De esta descripción, Wittgenstein obtiene la “esencia del lenguaje humano” para San Agustín. “Las palabras del lenguaje nombran objetos […] En esta figura del lenguaje encontramos las raíces de la idea: cada palabra tiene un significado. Este significado está coordinado con la palabra. Es el objeto por el que está la palabra” El aprendizaje que describe Wittgenstein es un aprendizaje lineal, funcional, en donde relacionamos palabra con objeto, aprendizaje con saber. Es el aprendizaje de las cosas, de los objetos, pero en esta esencia no se aprecia el aprendizaje del uso, de los matices del lenguaje. La crítica de Wittgenstein empieza señalando que en tal concepción no hay una diferencia de palabras, no hay una diferencia del uso, cuando, de hecho, no todas las palabras nombran objetos del mundo.

Por más que Wittgenstein no comparte esta concepción total del lenguaje ni del aprendizaje, no niega que una parte del lenguaje y del aprendizaje funcione así, viendo a otros y repitiendo lo que los otros hacen, pero eso no es todo. No podemos decir que se aprende solo cuando hay una repetición mecánica o de memoria de los derechos humanos o de la constitución. Entonces, ¿cuándo se podría decir que uno aprende ese contenido o cualquier otro contenido?

Tal vez no es qué se aprende sino cómo usar aquello que se puede aprender. Sin embargo, si se da el cambio sin mayor reparo se podría convertir en una educación utilitaria donde sólo se enseña lo que se cree que puede ser útil, pragmático. Además del hecho de que eso va cambiando de época en época, tal concepción implicaría que aquello que no es comúnmente valorado sería alejado de las aulas e intereses. Tal vez, si tuviera que describir una imagen del aprendizaje actual sería esa división: lo útil  y lo inútil, división social que cala en el individuo que termina buscando la utilidad ante todo. Pero, ¿cómo saber qué puede sernos útil? Esa se vuelve la pregunta que encabeza la resistencia.

Aprender, enseñar, útil, inútil se vuelven conceptos que se emplean para delimitar y ordenar las prioridades, jerarquizar qué requiere más horas de enseñanza. Pero que sirvan de vallas no significa que sean incruzables.

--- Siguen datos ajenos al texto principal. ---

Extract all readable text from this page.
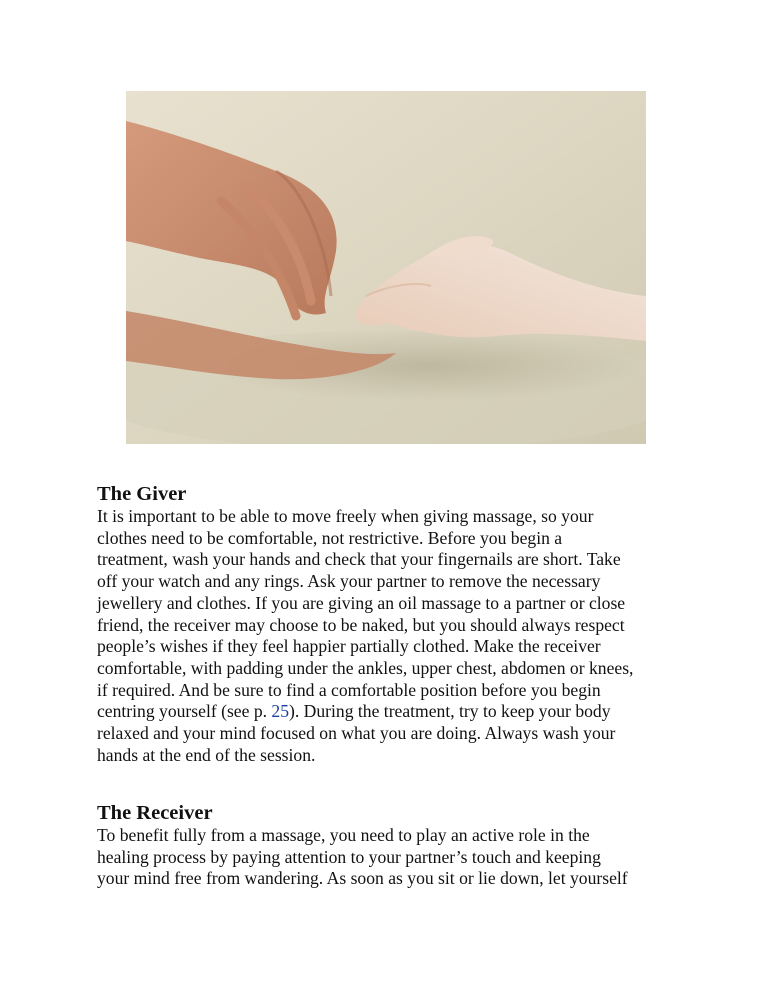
The Giver

It is important to be able to move freely when giving massage, so your
clothes need to be comfortable, not restrictive. Before you begin a
treatment, wash your hands and check that your fingernails are short. Take
off your watch and any rings. Ask your partner to remove the necessary
jewellery and clothes. If you are giving an oil massage to a partner or close
friend, the receiver may choose to be naked, but you should always respect
people’s wishes if they feel happier partially clothed. Make the receiver
comfortable, with padding under the ankles, upper chest, abdomen or knees,
if required. And be sure to find a comfortable position before you begin
centring yourself (see p. 25). During the treatment, try to keep your body
relaxed and your mind focused on what you are doing. Always wash your
hands at the end of the session.

The Receiver

To benefit fully from a massage, you need to play an active role in the
healing process by paying attention to your partner’s touch and keeping
your mind free from wandering. As soon as you sit or lie down, let yourself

Una de las grandes contribuciones de Wittgenstein a la filosofía es la incorporación de su noción de juegos de lenguaje: “al todo formado por el lenguaje y las acciones con las que está entretejido” (§8). La manera cómo hablamos de educación y de qué hablamos es un gran juego de lenguaje, en ella se ven nuestras reglas, metas y acciones.

Pero jugar no es una repetición mecánica: cuando jugamos podemos darnos cuenta de quienes no están pudiendo hacerlo (los niños y niñas son muy sensibles a eso). Jugar es algo más que tal vez sea difícil describir en palabras, incluso describir qué es un juego y qué no lo es difícil. Es un límite que puede ser saltado y todo lo que es juego puede pasar a no serlo y al revés. Un partido de básquetbol puede dejar de ser un juego si se siente que uno de los rivales no es competencia para el otro o si empiezan a golpearse o estar sentado contando autos puede volverse un juego si se empieza a intentar adivinar de qué color será el siguiente. Esas delimitaciones, esos cercos que ponemos alrededor de conceptos y acciones son sólo eso: cercos.

“Si yo rodeo un lugar mediante una valla, una línea o de alguna otra manera, puede que esto tenga el propósito de no dejar que alguien salga o entre; pero también puede que forme parte de un juego y que el límite tenga que ser saltado por los jugadores; o puede indicar dónde termina la propiedad de una persona y empieza la de otra; etcétera. Así, pues, si trazo un límite, con ello no se dice para qué lo trazo.” (Wittgenstein, §499)

Los límites, las vallas, no significan limitaciones al menos que se entiendan como el cese absoluto del movimiento. Quedarnos sólo en lo útil, inútil, en lo que se aprende o enseña es limitar nuestro movimiento individual y, a la vez, limita lo que, como maestros, podemos ofrecerles a nuestros alumnos y alumnas. La soltura del movimiento, nuestra relación con los cercos, con el conocimiento, es algo que también se pone en juego. Tal vez lo que nos corresponde es enseñarles a saltar, ver las vallas y los cercos como posibilidad de salto y no como zonas prohibidas. ¿Qué pasaría si todos y todas empezáramos a saltar? De aprender a enseñar, de útil a inútil: si en vez de preguntarnos qué vamos a enseñarles a los niños y niñas nos preguntamos ¿a dónde podemos saltar?

Referencias

Wittgenstein, Ludwig. 2010. Investigaciones filosóficas. Barcelona: Editorial Crítica.